Em sendo assim, se, como afirma Bakhtin, os gêneros podem ser mantidos ou não de acordo com as necessidades de comunidades específicas, além de possuírem a capacidade transgredir regras, reconstruindo-se e renovando-se, por que as provas, avaliações, processos de seleção ainda que tão polêmicos e discutidos, se mantêm como práticas institucionalizadas com um lugar aparentemente intocável? Compreendemos, então, que se os discursos são um encontro de uma produção textual e, ao mesmo tempo, produção de uma comunidade que sustenta esses discursos, como propõem Rocha, Daher e Sant’Anna (2002), esses documentos resultam de um diálogo anterior com a sociedade, que permite que eles se constituam da forma que são.

 

Referências bibliográFicas

AROUCA, M. Do discurso à Educação no Brasil: uma interlocução com a Lei de Diretrizes e Bases 9.394/96. São Paulo, 2003. Tese (Doutorado) – Pontifícia Universidade Católica de São Paulo.
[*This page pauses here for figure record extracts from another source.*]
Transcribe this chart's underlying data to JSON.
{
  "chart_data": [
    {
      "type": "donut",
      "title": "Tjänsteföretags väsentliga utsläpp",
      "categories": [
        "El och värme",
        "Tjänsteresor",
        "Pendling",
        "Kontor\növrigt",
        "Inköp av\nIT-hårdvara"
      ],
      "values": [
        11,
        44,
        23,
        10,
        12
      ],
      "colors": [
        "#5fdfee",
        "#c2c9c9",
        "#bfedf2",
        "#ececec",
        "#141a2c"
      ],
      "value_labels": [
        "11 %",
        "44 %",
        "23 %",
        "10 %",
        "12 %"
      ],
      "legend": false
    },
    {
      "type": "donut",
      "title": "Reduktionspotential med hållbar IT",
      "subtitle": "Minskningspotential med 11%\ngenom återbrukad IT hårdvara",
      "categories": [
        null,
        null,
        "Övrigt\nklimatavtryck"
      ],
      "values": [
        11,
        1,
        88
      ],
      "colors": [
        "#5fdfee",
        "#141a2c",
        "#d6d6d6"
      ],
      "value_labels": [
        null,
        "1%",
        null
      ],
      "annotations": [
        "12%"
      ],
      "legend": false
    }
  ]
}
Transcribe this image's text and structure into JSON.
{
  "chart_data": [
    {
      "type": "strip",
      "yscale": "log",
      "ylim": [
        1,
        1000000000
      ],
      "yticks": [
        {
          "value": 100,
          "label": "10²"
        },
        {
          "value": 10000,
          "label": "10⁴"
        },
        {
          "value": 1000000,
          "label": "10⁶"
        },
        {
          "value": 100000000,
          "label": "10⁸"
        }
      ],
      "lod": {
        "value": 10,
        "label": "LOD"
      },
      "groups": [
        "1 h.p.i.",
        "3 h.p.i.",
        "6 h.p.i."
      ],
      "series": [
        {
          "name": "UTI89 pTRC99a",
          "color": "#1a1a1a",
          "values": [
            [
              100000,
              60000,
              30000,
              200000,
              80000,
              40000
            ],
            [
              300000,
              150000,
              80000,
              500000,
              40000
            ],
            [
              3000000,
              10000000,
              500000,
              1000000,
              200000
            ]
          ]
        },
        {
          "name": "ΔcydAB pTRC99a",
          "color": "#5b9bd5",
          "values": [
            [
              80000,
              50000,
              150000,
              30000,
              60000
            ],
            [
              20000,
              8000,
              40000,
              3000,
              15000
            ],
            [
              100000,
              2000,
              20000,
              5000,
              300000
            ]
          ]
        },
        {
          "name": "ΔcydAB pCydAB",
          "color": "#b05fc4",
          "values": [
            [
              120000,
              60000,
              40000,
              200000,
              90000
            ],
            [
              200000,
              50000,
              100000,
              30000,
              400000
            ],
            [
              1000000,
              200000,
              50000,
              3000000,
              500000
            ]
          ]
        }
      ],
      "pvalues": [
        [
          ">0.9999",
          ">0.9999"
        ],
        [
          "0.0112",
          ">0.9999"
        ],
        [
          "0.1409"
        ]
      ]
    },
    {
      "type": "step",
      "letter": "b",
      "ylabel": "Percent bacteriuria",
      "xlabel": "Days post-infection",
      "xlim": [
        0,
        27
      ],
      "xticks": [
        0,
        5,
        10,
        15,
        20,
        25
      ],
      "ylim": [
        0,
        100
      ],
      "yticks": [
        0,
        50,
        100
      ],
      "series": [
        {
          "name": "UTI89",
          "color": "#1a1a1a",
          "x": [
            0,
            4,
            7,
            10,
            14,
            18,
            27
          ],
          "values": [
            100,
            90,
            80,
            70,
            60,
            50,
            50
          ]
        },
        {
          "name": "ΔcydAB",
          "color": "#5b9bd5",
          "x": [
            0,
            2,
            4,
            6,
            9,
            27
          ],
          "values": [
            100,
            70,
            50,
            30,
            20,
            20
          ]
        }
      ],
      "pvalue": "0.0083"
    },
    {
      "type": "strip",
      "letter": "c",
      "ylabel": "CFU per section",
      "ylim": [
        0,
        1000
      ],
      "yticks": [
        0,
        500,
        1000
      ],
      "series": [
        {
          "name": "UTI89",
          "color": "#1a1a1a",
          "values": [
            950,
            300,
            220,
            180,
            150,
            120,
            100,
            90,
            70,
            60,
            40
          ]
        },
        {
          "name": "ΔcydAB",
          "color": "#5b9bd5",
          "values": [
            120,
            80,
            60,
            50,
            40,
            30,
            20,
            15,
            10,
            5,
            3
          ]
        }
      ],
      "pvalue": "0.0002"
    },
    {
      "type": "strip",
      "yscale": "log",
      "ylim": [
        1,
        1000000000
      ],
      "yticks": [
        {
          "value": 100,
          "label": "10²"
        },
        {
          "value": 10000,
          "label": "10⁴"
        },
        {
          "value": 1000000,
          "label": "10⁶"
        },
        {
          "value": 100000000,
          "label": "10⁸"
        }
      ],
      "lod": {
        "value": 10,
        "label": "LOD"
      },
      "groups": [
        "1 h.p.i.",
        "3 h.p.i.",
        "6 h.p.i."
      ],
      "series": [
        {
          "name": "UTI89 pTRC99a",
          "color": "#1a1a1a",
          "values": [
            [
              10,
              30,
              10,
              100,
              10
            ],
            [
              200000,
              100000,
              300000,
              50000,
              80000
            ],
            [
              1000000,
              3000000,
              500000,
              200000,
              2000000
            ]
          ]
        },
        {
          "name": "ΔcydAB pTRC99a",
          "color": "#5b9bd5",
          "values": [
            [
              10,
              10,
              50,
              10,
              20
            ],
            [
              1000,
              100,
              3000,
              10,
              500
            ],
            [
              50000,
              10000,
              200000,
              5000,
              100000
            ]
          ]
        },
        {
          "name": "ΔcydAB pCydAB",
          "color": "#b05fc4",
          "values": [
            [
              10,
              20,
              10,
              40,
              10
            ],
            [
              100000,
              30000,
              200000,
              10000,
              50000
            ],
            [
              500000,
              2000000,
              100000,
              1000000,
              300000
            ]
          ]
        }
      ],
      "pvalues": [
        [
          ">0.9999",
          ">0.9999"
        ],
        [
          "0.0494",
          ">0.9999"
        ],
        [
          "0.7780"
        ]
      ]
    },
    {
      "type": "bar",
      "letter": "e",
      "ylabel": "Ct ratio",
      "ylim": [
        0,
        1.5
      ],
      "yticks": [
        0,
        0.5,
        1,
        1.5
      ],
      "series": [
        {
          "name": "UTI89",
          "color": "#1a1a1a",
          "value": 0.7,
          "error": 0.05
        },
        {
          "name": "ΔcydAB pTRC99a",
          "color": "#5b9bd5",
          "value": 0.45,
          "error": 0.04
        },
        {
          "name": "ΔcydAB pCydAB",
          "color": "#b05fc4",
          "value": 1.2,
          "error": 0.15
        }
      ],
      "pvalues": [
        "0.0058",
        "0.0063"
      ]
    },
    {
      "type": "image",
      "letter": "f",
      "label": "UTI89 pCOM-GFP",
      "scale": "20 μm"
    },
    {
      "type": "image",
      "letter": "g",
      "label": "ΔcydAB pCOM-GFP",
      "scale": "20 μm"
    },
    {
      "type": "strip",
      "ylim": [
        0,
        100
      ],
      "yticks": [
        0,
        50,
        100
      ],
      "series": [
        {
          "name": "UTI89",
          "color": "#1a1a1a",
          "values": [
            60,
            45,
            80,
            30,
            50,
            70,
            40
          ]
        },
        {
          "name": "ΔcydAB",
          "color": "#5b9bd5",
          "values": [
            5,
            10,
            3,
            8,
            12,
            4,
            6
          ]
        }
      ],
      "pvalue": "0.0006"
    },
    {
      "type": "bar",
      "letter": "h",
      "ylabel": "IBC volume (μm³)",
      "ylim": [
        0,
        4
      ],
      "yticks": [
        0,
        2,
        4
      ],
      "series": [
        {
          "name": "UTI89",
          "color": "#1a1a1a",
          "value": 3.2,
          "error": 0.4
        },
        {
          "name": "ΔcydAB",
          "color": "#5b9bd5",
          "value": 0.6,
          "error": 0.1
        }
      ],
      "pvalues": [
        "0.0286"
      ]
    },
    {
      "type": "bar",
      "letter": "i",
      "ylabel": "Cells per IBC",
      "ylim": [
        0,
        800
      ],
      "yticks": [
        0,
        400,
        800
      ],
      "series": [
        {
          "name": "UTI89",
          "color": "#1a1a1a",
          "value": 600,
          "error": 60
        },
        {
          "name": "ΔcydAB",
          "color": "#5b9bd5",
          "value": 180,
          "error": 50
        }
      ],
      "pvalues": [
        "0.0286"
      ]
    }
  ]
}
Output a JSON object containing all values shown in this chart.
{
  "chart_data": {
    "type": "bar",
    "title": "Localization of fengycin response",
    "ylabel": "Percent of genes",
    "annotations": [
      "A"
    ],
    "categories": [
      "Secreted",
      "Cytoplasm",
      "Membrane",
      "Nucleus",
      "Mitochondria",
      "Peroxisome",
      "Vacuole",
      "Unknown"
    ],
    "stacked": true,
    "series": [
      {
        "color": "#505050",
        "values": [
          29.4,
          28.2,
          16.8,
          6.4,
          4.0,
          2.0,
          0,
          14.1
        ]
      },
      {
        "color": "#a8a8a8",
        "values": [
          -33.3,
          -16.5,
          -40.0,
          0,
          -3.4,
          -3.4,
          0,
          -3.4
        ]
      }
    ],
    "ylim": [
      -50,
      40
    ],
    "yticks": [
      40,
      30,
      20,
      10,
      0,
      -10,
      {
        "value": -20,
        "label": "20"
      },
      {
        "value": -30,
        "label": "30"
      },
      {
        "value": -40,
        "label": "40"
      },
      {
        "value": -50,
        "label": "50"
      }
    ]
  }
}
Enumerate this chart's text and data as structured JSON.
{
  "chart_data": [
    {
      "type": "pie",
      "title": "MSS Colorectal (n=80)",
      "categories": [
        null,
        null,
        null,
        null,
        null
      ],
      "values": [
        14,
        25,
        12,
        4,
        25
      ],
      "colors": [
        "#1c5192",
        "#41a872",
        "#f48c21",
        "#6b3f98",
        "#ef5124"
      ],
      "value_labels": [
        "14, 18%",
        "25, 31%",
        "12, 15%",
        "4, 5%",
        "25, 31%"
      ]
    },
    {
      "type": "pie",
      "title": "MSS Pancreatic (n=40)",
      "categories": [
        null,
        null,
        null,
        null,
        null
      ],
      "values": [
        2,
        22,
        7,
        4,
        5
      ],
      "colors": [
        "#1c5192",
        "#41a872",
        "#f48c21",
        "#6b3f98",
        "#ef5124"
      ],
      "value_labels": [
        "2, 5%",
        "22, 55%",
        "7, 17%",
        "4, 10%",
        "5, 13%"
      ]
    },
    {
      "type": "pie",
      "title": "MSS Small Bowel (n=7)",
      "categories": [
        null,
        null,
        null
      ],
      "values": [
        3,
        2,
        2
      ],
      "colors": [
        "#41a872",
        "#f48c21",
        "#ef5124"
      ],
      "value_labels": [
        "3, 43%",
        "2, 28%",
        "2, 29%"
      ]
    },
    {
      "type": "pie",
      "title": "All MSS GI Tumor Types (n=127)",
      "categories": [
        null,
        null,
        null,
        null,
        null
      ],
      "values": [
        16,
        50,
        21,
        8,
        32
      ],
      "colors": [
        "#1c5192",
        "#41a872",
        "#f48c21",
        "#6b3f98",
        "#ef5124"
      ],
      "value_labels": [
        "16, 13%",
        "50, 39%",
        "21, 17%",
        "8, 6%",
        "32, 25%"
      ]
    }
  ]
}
BAKHTIN, M. A estética da criação verbal. São Paulo: Martins Fontes, 2000.

––––––. Marxismo e filosofia da linguagem. São Paulo: Hucitec, 2004.

––––––. Problemas de la poética de Dostoievski. Madrid: Fondo de cultura económica de España, 2004.

DAHER, M. & SANT’ANNA, V. “Reflexiones acerca de la noción de competencia lectora: aportes enunciativos e interculturales”. In: GUBERMAN, M. (org.) 20 años de APEERJ - El español: un idioma universal – 1981-2001. Rio de Janeiro: APEERJ. 2002, p. 54-67.

MAINGUENEAU, D. Novas tendências em análise do discurso. Campinas: [s/e.?], 1987.

PARÂMETROS Curriculares Nacionais: Ensino Médio. Brasília: Secretaria de Educação Média e Tecnológica/MEC, 1999.

ROCHA, D., DAHER, M. & SANT’ANNA, V. (). Produtividade das investigações dos discursos sobre o trabalho. In: SOUZA-E-SILVA, M. C. & FAÏTA, D. Linguagem e trabalho: construção de objetos de análise no Brasil e na França. São Paulo, Cortez, 2002, p. 77-91.

VIVONI, R. Interlocução seletiva: análise de provas para seleção de docentes – A construção do perfil do profissional professor. Rio de Janeiro, 2003. Dissertação (Mestrado) – Universidade do Estado do Rio de Janeiro.


 

[1] Apenas o Manual não se faz obrigatório em todo concurso público, mas parece-nos ser possível afirmar que este integra aqueles que abarcam um grande número de candidatos.

[2] Lembramos que os concursos de seleção docente promovidos por universidades públicas, por exemplo, não costumam fornecer um manual.

[3] No local onde fiz as inscrições, ao solicitar o exemplar do manual que me cabia, fui informada de que este “não existia” e que seria preciso “entrar na Internet” para receber as instruções. Alguns dias depois consegui uma cópia com um colega que recebeu seu exemplar ao se inscrever em outro local, o que demonstra uma não garantia de informações comuns a todos os candidatos.